Towamencin residents want ban on truckers cutting through neighborhood

- There's a push to get truckers off one road in Montgomery County. Residents say it's too dangerous, especially because of a certain curve in the road. 

Cell phone video shows the kind of truck Towamencin residents say come up and down Derstine Road between Allentown and Clemens Road all hours of the day and night.

"My house rattles at night when the trucks go by," said Denise Marnien who lives at Derstine and Kimberly Way. 

Neighbor call that part of the road a dangerous curve.

"It gets backed up and here there's accidents," she said. Marnien is also concerned for children including her oldest two 7-year-old Annalise and 9-year-old Matthew.
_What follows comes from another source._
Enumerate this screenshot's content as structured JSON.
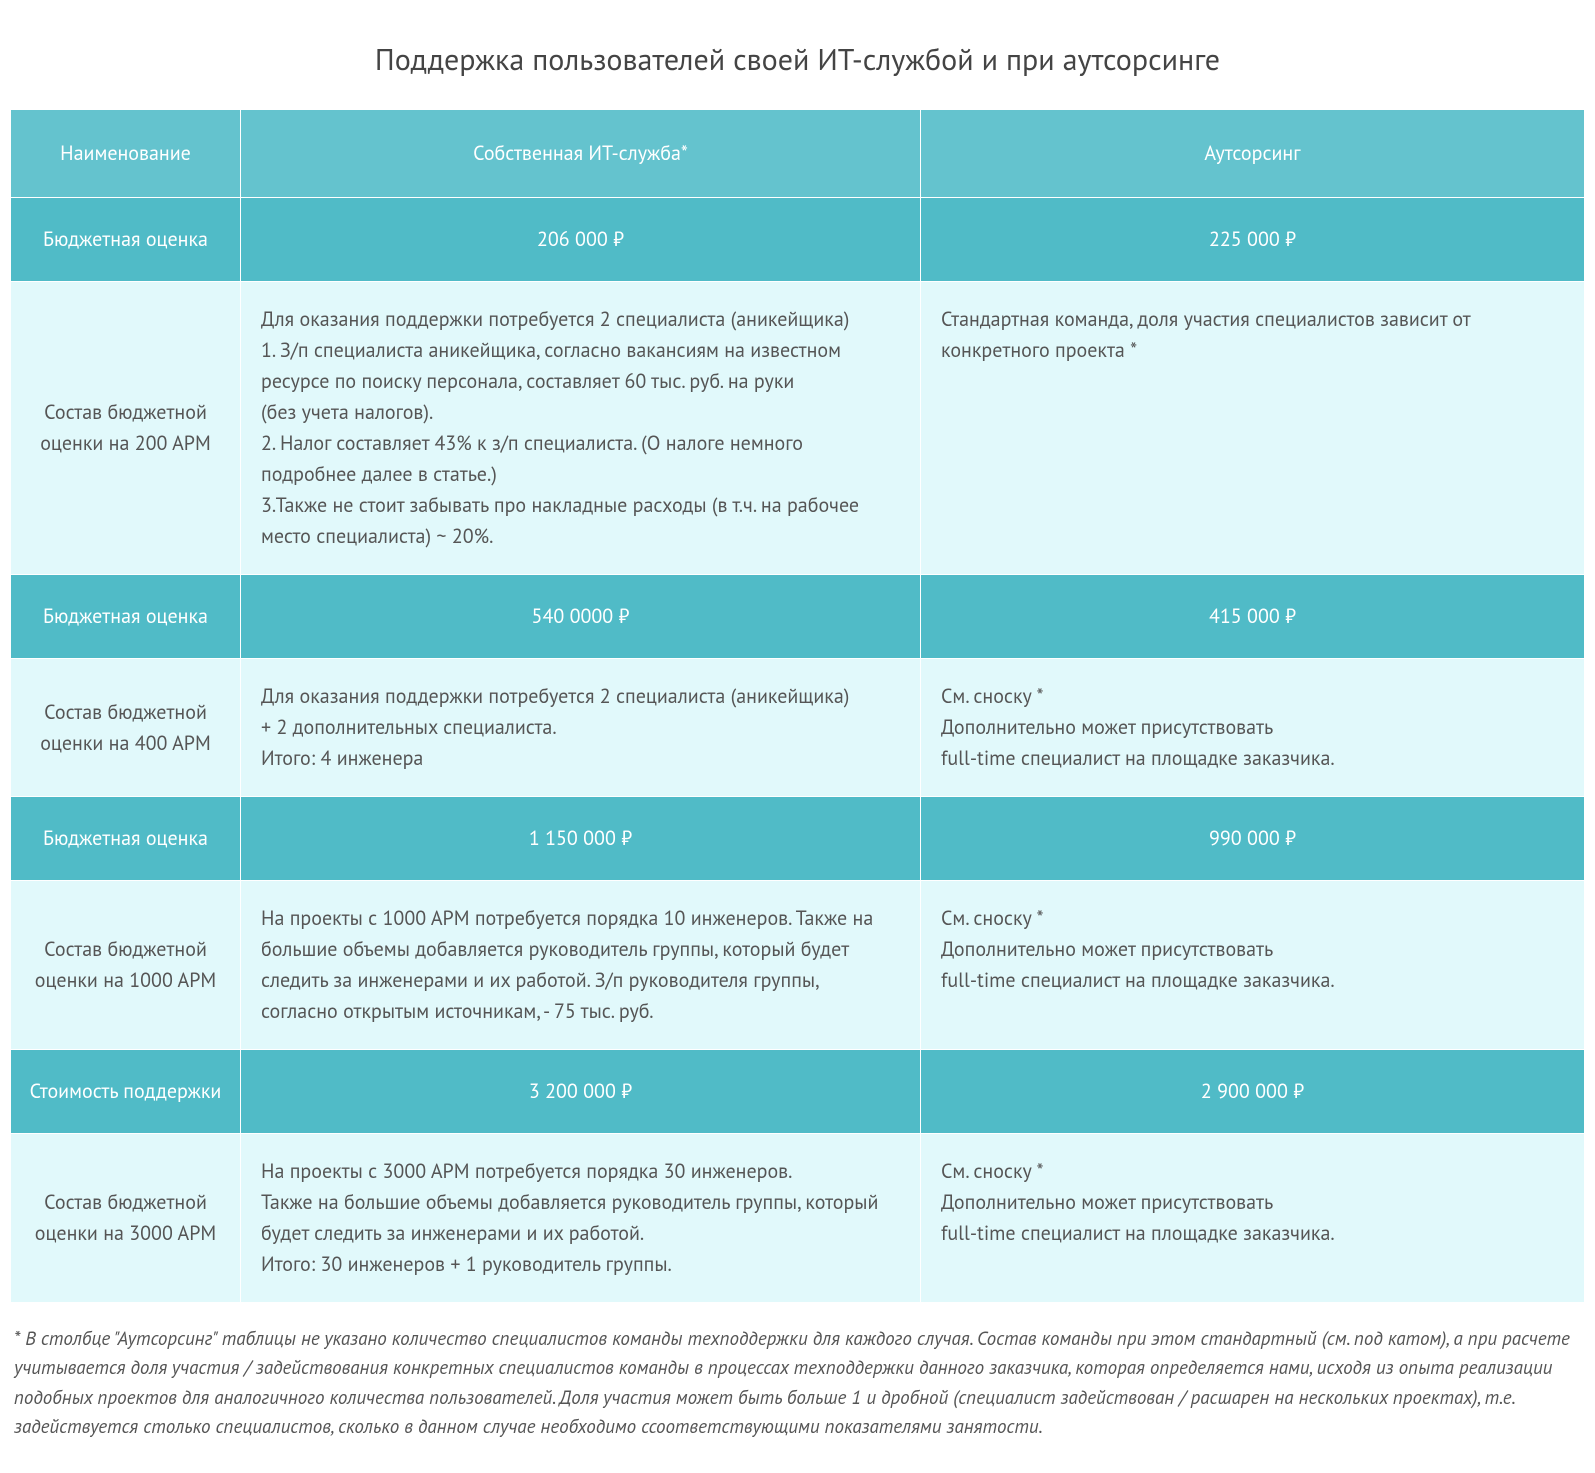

They catch the school bus along this road.

"At the bus stop sometimes we go like this and the trucks honk at us because that's all you can hear because so many come by. It also causes the bus to be late," said Matthew. Towamencin township officials along with police in February tried a 90-day temporary ban of trucks on the road.

"It is very scary," said Jackie Swanson. She has attended many meetings to push for a permanent ban on the trucks.

"It is a dangerous road for trucks that they do tend to have to cross the center line to be able to make that turn," she said.  Swanson believes truckers prefer Derstine Road as a short cut despite it being narrow and residential.

"Because they typically would take Forty Foot Road where there is a number of lights, speed restrictions to 25 mph and a school zone," she said.   Township Manager Rob Ford says a traffic study has been done but they have to get another township on board to move forward.

“Since the road we're talking about, Derstine Road, it goes off Allentown in Towamencin and also proceeds through an adjacent township, Hatfield Township we have to work together if we're going to restrict trucks on that road," he said.

Towamencin Board of Supervisors was supposed to take up the issue during a meeting tonight but they're still waiting to hear from Hatfield Township on whether they agree to the ban based on the traffic study.  The next step would be to draft an ordinance and bring it back on a public agenda.